ちょっとした現世任務が舞い込んできて、現世慣れしてる俺とめばえが選ばれた。
仕事を片付けた後、お勧めのお店があるから行きましょうと連れて行かれたのは、小洒落たカフェって奴で。
はっきりいってこいつが一緒じゃなかったら男には入り辛い場所だった。
とは言えこいつに、

「機会があったら、恋次先輩と行きたいと思ってた場所があるんです」

なんて満面の笑顔で言われたら断れるわけもなく。



「つーか、何で俺なんだ? 明らかに場違いだろ」


義骸も赤髪、刺青満載の俺は、確実に浮いてる気がする。
一生懸命メニューを眺めるめばえとは裏腹に、居心地の悪さから頬杖をついて問いかけたら、良くぞ聞いてくれましたとばかりに嬉しそうな顔をした。


「恋次先輩、たい焼きお好きでしたよね?」
「ああ、まぁな」
「ここに“たい焼きパフェ”って言うのがあるんですよ。結構人気らしくて」

そう言って注文をとりに来た店員に同じ単語を告げると、満足げにメニューを閉じる。

要するにあれか。俺の好物が使われてるから、喜ばせようとしたってことか。
こういう所が本当に可愛い奴だよなぁ、と緩みかけた口元を抑えてつくづく思う。
もっともこいつのそういう言動に、特別な意図が含まれてんのかっつーとまた謎なんだが。

やがて俺達の前に運ばれてきたものといえば。
ガラスの器を生クリームと抹茶アイスで敷き詰め、その上に一口サイズのたい焼きが3つ乗るという見た目にも圧倒される代物だった。


「なんだこりゃ? こんなもん、どうやって食うんだよ?」
「先輩先輩、この長いスプーンとフォークを使うんですよ」

下手に突ついたら崩れそうなそれを、めばえは慣れた様子でスプーンに掬って口へ運んでいく。
こいつは他の死神の誰よりも現世滞在期間が長い。
現世にいたって腹が減るのは変わんねぇし、こういう場所にも義骸を着てよく通ってたんだろう。
とりあえず上に乗ってるたい焼きを口に放り込んだら、小さいながらもしっかりたい焼きの味をしていたことに驚いた。

「おっ、うめぇ!」
「気に入りました? よかったぁ、こういう変り種はもしかしてだめかなーって心配もしたんですけど」
「たい焼きがちょっと物足りねぇが、こういうのも有りだな」

たい焼きの下に埋まってる冷たいアイスやクリームも、一緒に食うとまた違ったうまさだ。
夢中になって食べてたら、そのうちめばえがクスクスと小さく笑いを零した。


「恋次先輩って結構甘党ですよね」
「そうか? つってもたい焼きくらいしか普段あんまり食わねぇけどな」
「甘いもの好きな男の人って恋愛上手らしいですよ」
「ごふっ!」
「わあっ!? ちょ、先輩大丈夫ですか!?」

い、いきなり何言い出すんだこいつは!? 思わず噴いちまったじゃねぇか!
むせ返る俺に水を差し出して心配そうな声を上げたくせに、

「……で、どうなんですか?」

と興味津々な目をむけてくる。

「知るかよ。

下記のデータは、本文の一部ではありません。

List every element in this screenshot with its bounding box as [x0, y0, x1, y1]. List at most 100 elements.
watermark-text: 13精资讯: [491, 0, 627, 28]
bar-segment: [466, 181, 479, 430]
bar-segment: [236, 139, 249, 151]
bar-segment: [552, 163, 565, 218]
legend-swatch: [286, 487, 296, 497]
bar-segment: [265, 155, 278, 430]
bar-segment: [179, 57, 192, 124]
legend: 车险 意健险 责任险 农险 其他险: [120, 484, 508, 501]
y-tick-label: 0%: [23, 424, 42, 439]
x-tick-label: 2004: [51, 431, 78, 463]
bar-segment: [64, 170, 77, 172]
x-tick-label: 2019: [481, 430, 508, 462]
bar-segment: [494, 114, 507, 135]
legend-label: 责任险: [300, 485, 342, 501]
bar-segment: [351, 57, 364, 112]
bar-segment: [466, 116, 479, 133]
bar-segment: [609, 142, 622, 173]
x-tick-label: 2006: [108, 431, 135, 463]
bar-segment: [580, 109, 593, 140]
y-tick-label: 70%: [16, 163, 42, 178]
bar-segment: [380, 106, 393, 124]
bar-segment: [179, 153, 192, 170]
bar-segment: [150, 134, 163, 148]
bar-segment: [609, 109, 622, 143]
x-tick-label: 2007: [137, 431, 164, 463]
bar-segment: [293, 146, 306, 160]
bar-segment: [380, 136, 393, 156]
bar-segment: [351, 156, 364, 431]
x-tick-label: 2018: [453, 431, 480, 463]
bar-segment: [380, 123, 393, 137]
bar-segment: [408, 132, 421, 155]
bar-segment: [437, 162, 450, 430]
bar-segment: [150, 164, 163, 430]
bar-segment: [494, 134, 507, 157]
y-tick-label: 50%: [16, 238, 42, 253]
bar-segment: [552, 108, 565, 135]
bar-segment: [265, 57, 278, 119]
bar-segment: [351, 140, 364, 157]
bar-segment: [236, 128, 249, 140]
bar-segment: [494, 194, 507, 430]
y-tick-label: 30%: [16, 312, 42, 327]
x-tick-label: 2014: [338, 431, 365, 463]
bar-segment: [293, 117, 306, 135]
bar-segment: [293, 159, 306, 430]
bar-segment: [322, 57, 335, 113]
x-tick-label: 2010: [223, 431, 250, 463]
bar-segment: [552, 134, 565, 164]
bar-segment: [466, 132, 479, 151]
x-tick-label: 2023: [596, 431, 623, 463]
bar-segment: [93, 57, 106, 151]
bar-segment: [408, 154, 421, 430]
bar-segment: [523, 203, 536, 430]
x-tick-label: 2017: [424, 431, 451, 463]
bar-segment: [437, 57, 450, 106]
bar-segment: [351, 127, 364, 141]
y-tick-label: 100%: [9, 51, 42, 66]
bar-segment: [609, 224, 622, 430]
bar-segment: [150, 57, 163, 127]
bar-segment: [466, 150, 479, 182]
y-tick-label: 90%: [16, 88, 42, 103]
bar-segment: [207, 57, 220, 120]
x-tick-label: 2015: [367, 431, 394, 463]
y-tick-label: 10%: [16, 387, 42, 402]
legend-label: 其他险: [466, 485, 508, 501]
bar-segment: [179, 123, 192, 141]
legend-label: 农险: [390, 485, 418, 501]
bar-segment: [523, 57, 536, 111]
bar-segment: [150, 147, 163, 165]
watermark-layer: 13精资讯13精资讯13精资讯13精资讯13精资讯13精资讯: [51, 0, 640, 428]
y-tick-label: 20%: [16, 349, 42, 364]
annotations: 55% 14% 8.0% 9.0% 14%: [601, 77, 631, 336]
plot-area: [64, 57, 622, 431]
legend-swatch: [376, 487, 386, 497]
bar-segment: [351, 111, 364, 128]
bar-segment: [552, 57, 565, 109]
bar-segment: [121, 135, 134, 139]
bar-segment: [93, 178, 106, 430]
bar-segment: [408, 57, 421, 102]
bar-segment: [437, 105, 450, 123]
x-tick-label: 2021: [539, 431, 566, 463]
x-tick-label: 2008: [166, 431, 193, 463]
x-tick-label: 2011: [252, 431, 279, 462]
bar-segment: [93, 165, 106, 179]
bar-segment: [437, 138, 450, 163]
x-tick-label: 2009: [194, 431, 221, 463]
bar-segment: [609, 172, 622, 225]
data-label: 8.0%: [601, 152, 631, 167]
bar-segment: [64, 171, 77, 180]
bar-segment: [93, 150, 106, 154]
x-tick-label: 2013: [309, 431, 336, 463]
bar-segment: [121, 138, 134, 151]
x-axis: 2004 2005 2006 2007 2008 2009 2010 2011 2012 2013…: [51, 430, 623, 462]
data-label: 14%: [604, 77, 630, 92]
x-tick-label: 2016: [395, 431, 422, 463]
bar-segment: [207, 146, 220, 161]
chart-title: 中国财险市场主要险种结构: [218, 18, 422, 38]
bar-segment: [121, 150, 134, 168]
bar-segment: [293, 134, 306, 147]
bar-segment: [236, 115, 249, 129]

大体、食い物の好みとどういう関係があんだ」
「関係はわかんないですけど。でも恋次先輩って実際人気ありますよね」
「さぁな、副隊長だからだろ」
「それだけじゃないですよ。男らしいし頼れるし、護ってくれそうって評判高いんですからっ」

まるで自分の事みたいにむきになるから、それがちょっと嬉しくて、つい。


「……じゃあ、試してみるか?」


まだ言うつもりのなかった言葉が、するりと口から滑り出た。



「俺と付き合えよ」





パフェより甘い恋をしませんか
(お前を好きな気持ちなら、誰にも負けない自信があんだ)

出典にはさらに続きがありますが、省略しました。